A gouache piece from almost six years back,
based on Mark Gatiss playing Professor Nebulous.
























Another gouache from around the same time,
featuring Ed & Will, the rambling song men of Albion.






















I love the fact that I've regained all the expressiveness of real brush work again, able to work the way that feels right for me rather than the way I've been obliged to due to budget. Looking back at how dark my palette of choice was when painting in the past, the fact I can change my colours with a couple of clicks is also a real joy. I know none of this way of working  is news for all the lucky folk who've been trained and graduated using this kind of digital kit from the very get go, but for a reformed hedge monkey like myself it's a total revelation after dragging my heels with technology for so long.
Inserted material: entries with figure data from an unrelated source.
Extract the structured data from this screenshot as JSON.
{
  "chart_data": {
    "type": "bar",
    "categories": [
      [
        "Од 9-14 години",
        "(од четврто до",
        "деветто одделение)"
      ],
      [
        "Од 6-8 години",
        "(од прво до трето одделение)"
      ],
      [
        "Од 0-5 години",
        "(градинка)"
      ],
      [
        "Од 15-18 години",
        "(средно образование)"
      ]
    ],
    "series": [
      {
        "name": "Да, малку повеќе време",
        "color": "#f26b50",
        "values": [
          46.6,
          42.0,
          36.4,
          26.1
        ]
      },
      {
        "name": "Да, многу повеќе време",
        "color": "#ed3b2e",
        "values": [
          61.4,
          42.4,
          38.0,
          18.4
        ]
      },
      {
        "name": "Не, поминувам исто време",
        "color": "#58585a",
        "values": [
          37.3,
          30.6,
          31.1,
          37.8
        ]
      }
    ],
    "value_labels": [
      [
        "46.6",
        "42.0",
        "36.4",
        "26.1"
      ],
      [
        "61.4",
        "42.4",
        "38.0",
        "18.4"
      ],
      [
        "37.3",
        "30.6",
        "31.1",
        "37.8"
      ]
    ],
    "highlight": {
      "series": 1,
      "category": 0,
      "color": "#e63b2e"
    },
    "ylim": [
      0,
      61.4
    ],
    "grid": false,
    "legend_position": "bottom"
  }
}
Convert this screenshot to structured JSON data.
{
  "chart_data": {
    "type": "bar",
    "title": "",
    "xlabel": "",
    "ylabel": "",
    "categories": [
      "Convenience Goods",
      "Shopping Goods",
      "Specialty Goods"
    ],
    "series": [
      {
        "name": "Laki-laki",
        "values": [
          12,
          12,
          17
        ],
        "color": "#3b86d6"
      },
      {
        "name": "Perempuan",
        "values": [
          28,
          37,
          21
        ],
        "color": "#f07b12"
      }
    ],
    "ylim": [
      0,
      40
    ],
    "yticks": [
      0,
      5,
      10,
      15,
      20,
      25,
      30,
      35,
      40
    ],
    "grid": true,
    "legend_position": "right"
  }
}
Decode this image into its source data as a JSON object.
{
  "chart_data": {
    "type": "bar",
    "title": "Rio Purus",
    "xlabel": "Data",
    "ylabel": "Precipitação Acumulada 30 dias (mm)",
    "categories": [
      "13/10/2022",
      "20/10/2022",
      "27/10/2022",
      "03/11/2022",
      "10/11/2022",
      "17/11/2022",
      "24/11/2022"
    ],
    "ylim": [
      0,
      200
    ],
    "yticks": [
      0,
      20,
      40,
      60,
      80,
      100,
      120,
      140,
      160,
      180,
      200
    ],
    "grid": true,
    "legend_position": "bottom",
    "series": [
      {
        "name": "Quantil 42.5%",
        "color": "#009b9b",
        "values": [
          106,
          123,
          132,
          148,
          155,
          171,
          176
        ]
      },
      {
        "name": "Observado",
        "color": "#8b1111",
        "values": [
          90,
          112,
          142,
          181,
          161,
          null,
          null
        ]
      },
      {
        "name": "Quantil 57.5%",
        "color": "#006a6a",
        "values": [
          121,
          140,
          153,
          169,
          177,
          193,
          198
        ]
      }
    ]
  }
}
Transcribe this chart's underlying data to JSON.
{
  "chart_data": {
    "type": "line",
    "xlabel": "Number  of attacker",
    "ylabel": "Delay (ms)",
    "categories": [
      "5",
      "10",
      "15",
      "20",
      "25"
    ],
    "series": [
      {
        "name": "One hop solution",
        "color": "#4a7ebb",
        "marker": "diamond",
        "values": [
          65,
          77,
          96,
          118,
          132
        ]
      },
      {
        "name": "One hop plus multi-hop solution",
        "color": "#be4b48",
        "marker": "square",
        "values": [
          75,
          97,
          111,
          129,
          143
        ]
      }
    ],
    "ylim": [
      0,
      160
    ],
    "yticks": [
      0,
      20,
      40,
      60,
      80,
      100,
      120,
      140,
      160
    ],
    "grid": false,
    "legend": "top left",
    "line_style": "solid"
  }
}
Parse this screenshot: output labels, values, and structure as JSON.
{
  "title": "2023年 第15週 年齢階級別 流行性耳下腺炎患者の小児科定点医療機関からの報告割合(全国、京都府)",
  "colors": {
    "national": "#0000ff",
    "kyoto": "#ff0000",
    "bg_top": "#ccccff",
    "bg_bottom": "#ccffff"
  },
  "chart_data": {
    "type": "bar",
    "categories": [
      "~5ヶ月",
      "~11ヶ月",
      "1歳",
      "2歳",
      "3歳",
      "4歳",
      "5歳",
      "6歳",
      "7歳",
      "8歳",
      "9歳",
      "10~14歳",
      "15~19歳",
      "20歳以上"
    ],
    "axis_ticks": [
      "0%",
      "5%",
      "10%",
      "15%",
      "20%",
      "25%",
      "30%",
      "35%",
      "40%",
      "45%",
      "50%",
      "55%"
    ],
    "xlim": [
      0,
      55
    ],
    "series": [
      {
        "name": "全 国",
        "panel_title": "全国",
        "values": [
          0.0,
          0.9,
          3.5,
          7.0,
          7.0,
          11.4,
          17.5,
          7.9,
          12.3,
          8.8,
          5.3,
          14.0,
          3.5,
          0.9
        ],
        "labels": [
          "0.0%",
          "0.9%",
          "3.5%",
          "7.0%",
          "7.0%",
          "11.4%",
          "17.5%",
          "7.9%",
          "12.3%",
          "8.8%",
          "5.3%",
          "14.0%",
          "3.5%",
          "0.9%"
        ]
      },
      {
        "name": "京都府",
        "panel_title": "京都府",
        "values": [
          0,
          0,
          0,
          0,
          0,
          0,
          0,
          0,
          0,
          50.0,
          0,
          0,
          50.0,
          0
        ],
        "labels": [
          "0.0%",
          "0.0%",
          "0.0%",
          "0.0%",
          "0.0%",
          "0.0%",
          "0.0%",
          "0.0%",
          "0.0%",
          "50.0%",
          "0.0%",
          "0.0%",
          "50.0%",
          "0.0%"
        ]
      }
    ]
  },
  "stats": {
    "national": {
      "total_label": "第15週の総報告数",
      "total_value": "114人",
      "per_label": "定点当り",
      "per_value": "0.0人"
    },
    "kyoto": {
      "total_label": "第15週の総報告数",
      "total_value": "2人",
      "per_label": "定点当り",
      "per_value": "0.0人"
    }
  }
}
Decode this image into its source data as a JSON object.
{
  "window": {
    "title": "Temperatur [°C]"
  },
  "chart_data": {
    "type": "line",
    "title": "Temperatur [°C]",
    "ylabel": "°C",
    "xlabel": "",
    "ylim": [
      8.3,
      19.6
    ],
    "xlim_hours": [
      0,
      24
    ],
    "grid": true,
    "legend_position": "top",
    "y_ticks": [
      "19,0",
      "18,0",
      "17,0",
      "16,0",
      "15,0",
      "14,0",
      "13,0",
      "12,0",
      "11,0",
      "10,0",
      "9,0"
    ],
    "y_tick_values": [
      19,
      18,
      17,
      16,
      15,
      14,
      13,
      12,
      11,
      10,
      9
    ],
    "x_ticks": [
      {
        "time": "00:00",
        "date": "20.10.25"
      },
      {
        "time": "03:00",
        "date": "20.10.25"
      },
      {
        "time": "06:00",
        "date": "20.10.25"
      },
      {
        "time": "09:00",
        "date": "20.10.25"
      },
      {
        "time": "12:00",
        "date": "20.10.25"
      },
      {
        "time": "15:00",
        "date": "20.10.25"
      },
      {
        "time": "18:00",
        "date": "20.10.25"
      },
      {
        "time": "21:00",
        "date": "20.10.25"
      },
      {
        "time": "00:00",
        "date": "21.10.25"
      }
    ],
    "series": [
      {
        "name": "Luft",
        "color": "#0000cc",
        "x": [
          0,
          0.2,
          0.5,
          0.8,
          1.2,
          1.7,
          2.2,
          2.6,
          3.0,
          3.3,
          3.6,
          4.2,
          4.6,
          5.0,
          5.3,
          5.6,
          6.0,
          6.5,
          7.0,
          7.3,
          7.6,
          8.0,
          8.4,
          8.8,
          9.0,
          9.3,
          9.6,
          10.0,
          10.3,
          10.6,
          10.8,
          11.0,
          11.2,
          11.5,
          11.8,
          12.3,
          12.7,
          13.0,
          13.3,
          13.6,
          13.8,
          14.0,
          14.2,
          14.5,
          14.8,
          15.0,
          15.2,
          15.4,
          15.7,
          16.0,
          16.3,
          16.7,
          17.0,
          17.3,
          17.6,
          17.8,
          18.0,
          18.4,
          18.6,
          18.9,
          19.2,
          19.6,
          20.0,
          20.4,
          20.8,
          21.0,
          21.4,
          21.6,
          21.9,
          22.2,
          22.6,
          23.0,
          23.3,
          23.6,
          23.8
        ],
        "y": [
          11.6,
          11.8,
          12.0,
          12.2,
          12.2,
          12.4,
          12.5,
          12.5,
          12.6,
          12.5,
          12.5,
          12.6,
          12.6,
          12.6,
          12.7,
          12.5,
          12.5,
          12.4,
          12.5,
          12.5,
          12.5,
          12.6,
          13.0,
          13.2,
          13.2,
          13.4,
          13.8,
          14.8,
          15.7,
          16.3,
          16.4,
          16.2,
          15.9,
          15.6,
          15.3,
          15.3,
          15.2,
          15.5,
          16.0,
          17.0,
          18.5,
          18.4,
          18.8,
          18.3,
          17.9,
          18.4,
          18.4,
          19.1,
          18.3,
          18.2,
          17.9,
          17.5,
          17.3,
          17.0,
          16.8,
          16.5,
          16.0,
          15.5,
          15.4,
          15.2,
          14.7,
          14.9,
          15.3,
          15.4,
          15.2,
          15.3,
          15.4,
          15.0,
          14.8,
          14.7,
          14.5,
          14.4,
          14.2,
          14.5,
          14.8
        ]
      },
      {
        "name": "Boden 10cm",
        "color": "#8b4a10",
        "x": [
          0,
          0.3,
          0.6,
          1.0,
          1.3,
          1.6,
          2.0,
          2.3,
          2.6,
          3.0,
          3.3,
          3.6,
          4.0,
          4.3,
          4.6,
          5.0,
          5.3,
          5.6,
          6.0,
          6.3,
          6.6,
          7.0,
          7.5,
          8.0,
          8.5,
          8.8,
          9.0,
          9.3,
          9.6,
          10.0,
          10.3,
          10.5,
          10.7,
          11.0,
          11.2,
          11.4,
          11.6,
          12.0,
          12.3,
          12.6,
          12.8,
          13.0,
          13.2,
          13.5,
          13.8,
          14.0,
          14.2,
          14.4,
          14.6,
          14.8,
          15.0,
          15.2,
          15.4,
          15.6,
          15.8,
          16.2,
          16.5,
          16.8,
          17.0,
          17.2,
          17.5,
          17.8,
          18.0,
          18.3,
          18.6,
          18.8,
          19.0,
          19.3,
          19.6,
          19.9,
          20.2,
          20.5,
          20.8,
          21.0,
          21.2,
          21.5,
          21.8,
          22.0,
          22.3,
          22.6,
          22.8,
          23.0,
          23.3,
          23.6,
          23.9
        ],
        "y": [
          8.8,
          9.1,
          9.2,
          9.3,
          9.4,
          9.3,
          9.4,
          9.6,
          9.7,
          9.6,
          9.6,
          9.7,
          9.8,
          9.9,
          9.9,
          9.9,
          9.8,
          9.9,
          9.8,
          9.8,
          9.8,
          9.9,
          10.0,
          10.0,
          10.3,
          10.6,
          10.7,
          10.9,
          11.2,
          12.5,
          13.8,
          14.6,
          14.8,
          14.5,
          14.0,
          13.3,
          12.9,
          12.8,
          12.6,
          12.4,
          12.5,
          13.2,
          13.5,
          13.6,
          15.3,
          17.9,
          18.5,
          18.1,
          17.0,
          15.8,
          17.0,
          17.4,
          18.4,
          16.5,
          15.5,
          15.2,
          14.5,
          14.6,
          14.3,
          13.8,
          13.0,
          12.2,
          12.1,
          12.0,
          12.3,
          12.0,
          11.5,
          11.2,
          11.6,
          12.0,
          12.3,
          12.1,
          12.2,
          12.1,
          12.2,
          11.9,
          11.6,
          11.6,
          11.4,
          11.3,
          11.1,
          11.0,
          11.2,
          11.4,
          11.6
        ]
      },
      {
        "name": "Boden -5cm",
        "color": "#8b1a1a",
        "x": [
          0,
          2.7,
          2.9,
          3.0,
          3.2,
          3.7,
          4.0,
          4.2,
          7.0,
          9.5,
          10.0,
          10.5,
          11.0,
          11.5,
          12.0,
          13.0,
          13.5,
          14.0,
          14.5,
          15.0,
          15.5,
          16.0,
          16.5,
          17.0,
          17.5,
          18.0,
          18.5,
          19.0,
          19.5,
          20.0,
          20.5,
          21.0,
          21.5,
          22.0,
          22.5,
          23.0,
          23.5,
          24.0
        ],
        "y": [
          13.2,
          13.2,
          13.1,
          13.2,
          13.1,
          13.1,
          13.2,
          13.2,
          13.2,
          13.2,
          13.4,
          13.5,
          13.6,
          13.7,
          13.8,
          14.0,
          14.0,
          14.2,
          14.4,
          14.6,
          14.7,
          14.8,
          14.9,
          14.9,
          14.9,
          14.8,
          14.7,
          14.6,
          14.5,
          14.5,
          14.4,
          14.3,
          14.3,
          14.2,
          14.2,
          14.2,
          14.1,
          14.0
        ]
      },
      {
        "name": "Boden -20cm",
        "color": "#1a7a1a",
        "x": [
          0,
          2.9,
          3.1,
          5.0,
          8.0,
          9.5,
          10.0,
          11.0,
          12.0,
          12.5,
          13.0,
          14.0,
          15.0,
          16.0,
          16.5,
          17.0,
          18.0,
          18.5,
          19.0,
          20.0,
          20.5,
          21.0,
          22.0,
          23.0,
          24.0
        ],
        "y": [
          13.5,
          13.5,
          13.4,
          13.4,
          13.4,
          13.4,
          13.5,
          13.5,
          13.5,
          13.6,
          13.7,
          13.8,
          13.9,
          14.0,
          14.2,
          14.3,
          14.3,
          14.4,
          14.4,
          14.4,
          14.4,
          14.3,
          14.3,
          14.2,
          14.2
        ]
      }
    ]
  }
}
When I first walked out of the mainstream world to live under canvas, I earned my living as a traditional sign-writer, decorator, seasonal labourer in the orchards and woodlands and working the UK festival circuit; the domestic desk top PC was something of a rarity and an expensive one at that. When I emerged blinking back into the world of  slate roofs, hot running water and ultra connectivity 12 years later it was like landing on another planet (think Gerry Anderson's 'Doppleganger/ Journey To The Far Side of the Sun') so it's taken a while to get to grips with and be able to afford new ways of working. Now with Manga Studio there's finally no longer the need to have a small fortune to begin with in order to continue working and getting your stuff seen and out there. Just wish I'd come to it three or four years earlier!

PS: Still bloody hate that word Manga though in the way it seems to be applied by the world at large to practically all things comics!